Hong Kong: first person convicted under security law for wearing protest T-shirt

Hong Kong: first person convicted under security law for wearing protest T-shirt

A man in Hong Kong has pleaded guilty to sedition for wearing a T-shirt with a protest slogan, becoming the first person to be convicted under the city’s controversial national security law known as Article 23, passed in March.

Chu Kai-pong, 27, pleaded guilty to one count of “doing acts with seditious intent”.

Under the new security law, the maximum sentence for the offence has been increased from two years to seven years in prison and could even go up to 10 years if “collusion with foreign forces” is found to be involved.

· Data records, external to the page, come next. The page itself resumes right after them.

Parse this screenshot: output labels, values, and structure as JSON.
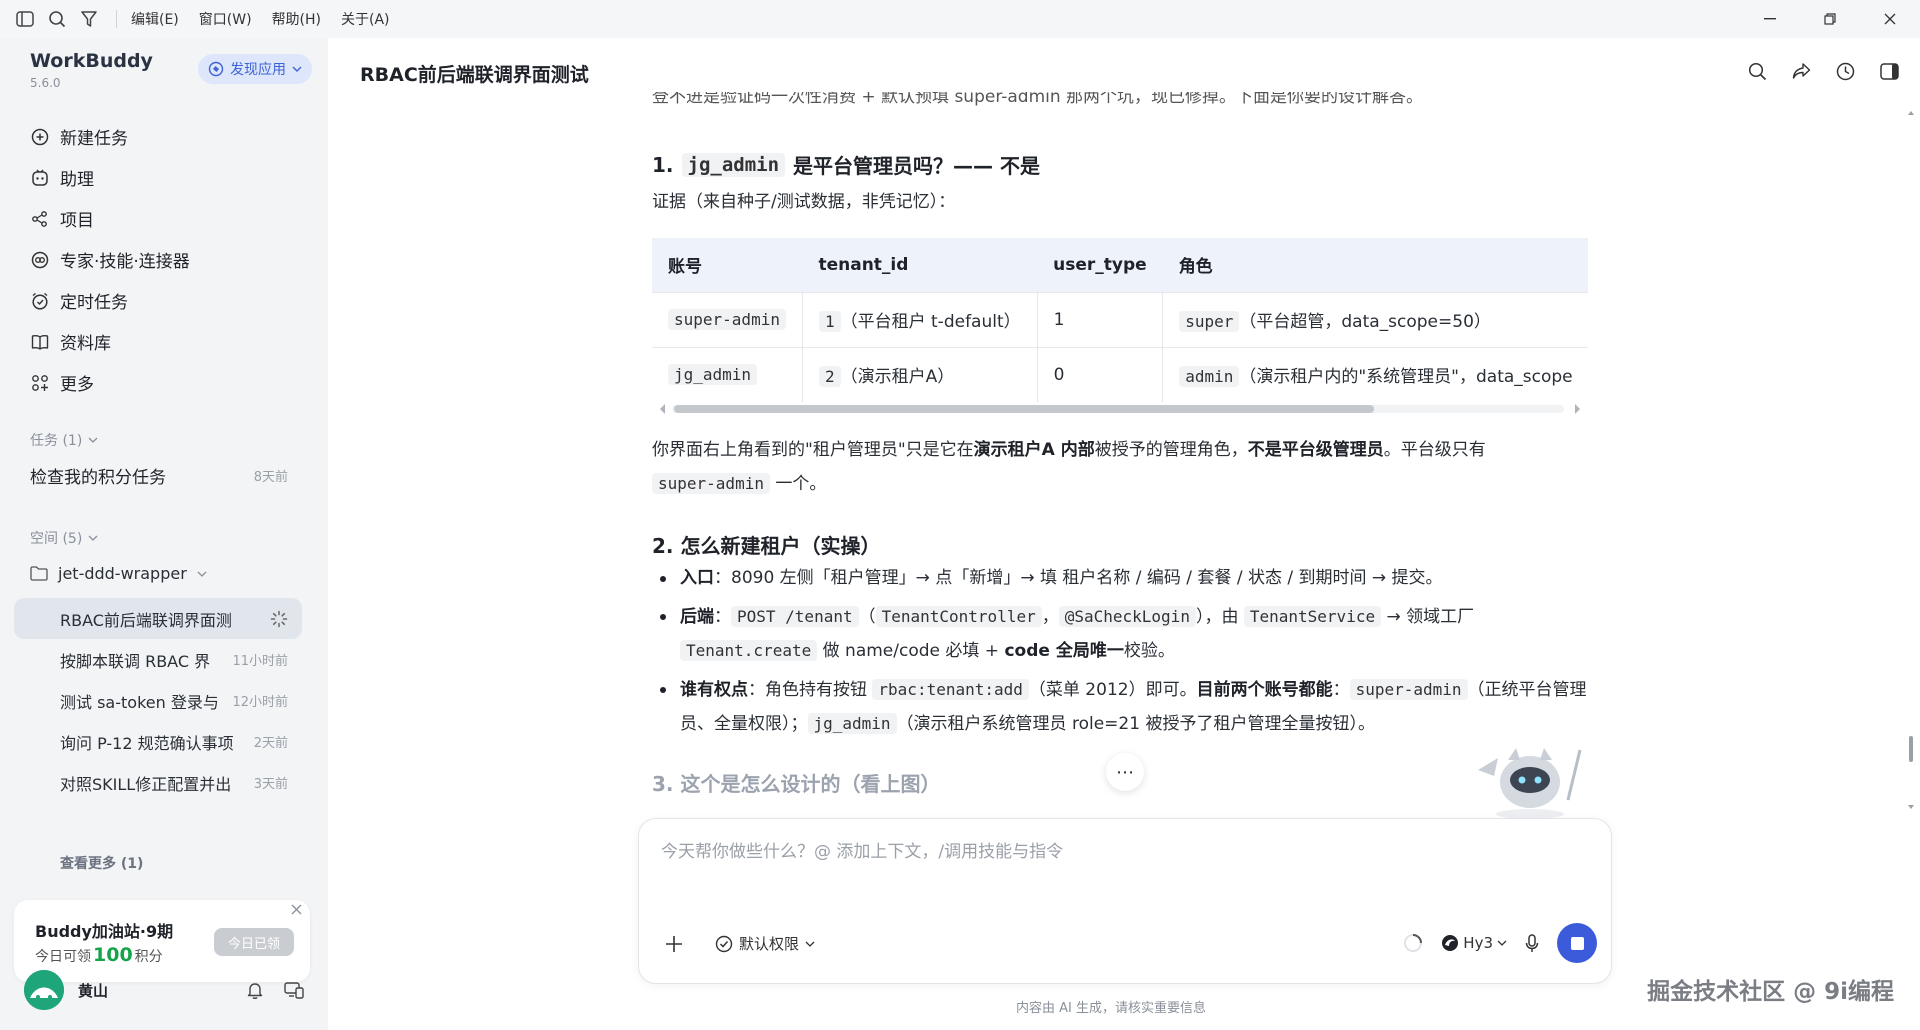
{
  "menubar": {
    "items": [
      "编辑(E)",
      "窗口(W)",
      "帮助(H)",
      "关于(A)"
    ]
  },
  "sidebar": {
    "brand": "WorkBuddy",
    "version": "5.6.0",
    "discover_label": "发现应用",
    "nav": [
      "新建任务",
      "助理",
      "项目",
      "专家·技能·连接器",
      "定时任务",
      "资料库",
      "更多"
    ],
    "tasks_header": "任务 (1)",
    "task": {
      "title": "检查我的积分任务",
      "time": "8天前"
    },
    "spaces_header": "空间 (5)",
    "folder": "jet-ddd-wrapper",
    "sessions": [
      {
        "title": "RBAC前后端联调界面测",
        "time": ""
      },
      {
        "title": "按脚本联调 RBAC 界",
        "time": "11小时前"
      },
      {
        "title": "测试 sa-token 登录与",
        "time": "12小时前"
      },
      {
        "title": "询问 P-12 规范确认事项",
        "time": "2天前"
      },
      {
        "title": "对照SKILL修正配置并出",
        "time": "3天前"
      }
    ],
    "see_more": "查看更多 (1)",
    "promo": {
      "title": "Buddy加油站·9期",
      "sub_prefix": "今日可领",
      "sub_num": "100",
      "sub_suffix": "积分",
      "button": "今日已领"
    },
    "user": "黄山"
  },
  "main": {
    "title": "RBAC前后端联调界面测试",
    "cut_line": "登不进是验证码一次性消费 + 默认预填 super-admin 那两个坑，现已修掉。下面是你要的设计解答。",
    "h1_code": "jg_admin",
    "h1_text": "是平台管理员吗？—— 不是",
    "evidence": "证据（来自种子/测试数据，非凭记忆）：",
    "table": {
      "headers": [
        "账号",
        "tenant_id",
        "user_type",
        "角色"
      ],
      "rows": [
        {
          "account": "super-admin",
          "tid_code": "1",
          "tid_text": "（平台租户 t-default）",
          "user_type": "1",
          "role_code": "super",
          "role_text": "（平台超管，data_scope=50）"
        },
        {
          "account": "jg_admin",
          "tid_code": "2",
          "tid_text": "（演示租户A）",
          "user_type": "0",
          "role_code": "admin",
          "role_text": "（演示租户内的\"系统管理员\"，data_scope"
        }
      ]
    },
    "para1": {
      "a": "你界面右上角看到的\"租户管理员\"只是它在",
      "b": "演示租户A 内部",
      "c": "被授予的管理角色，",
      "d": "不是平台级管理员",
      "e": "。平台级只有",
      "code": "super-admin",
      "f": "一个。"
    },
    "h2_text": "2. 怎么新建租户（实操）",
    "bullet1": {
      "label": "入口",
      "text": "：8090 左侧「租户管理」→ 点「新增」→ 填 租户名称 / 编码 / 套餐 / 状态 / 到期时间 → 提交。"
    },
    "bullet2": {
      "label": "后端",
      "c1": "POST /tenant",
      "t1": "（",
      "c2": "TenantController",
      "t2": "，",
      "c3": "@SaCheckLogin",
      "t3": "），由",
      "c4": "TenantService",
      "t4": "→ 领域工厂",
      "c5": "Tenant.create",
      "t5": "做 name/code 必填 +",
      "b1": "code 全局唯一",
      "t6": "校验。"
    },
    "bullet3": {
      "label": "谁有权点",
      "t1": "：角色持有按钮",
      "c1": "rbac:tenant:add",
      "t2": "（菜单 2012）即可。",
      "b1": "目前两个账号都能",
      "t3": "：",
      "c2": "super-admin",
      "t4": "（正统平台管理员、全量权限）；",
      "c3": "jg_admin",
      "t5": "（演示租户系统管理员 role=21 被授予了租户管理全量按钮）。"
    },
    "h3_text": "3. 这个是怎么设计的（看上图）"
  },
  "input": {
    "placeholder": "今天帮你做些什么？@ 添加上下文，/调用技能与指令",
    "permission": "默认权限",
    "model": "Hy3"
  },
  "footer": {
    "disclaimer": "内容由 AI 生成，请核实重要信息",
    "watermark": "掘金技术社区 @ 9i编程"
  }
}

Chu was arrested on 12 June at an MTR station for wearing a T-shirt with the slogan: “Liberate Hong Kong, revolution of our times” and a yellow mask printed with “FDNOL” – the shorthand of another slogan “five demands, not one less”.

Both slogans were frequently chanted in the huge pro-democracy protests of 2019.

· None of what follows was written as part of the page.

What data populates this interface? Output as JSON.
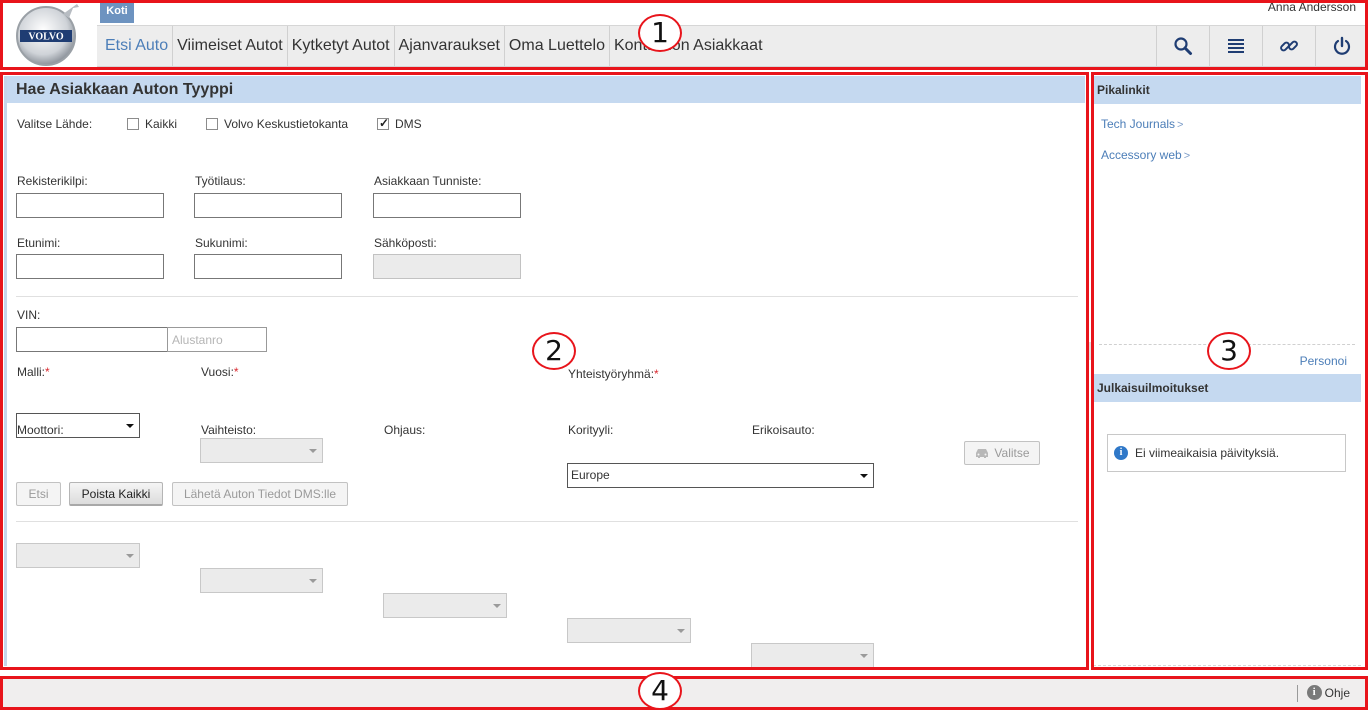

Chu, who has been held in prison for three months, told police that he wore the T-shirt to remind people of the protests, the court heard.

Chief magistrate Victor So, handpicked by the city’s leader, John Lee, to hear national security cases, adjourned the case to Thursday for sentencing.

Hong Kong was returned from Britain to China in 1997 under Beijing’s promise its freedoms, including freedom of speech, would be protected under a “one country, two systems” formula.

Beijing imposed a national security law in 2020 punishing secession, subversion, terrorism or collusion with foreign forces with up to life in prison, after the months-long protests in the financial hub. It has since been used against dozens of pro-democracy figures, including journalists and former politicians.

In March 2024, Hong Kong passed a second security law – a homegrown ordinance also known as Article 23, according to its parent provision in the city’s mini constitution, the Basic Law. Authorities said both laws would be used side by side.

Critics, including the US government, have expressed concerns over the new security law and said the vaguely defined provisions regarding “sedition” could be used to curb dissent. The new law expands the British colonial-era offence of sedition – which has also been increasingly used against dissidents – to include inciting hatred against China’s Communist party leadership.

Hong Kong and Chinese officials claim it was necessary to plug “loopholes” in the national security regime.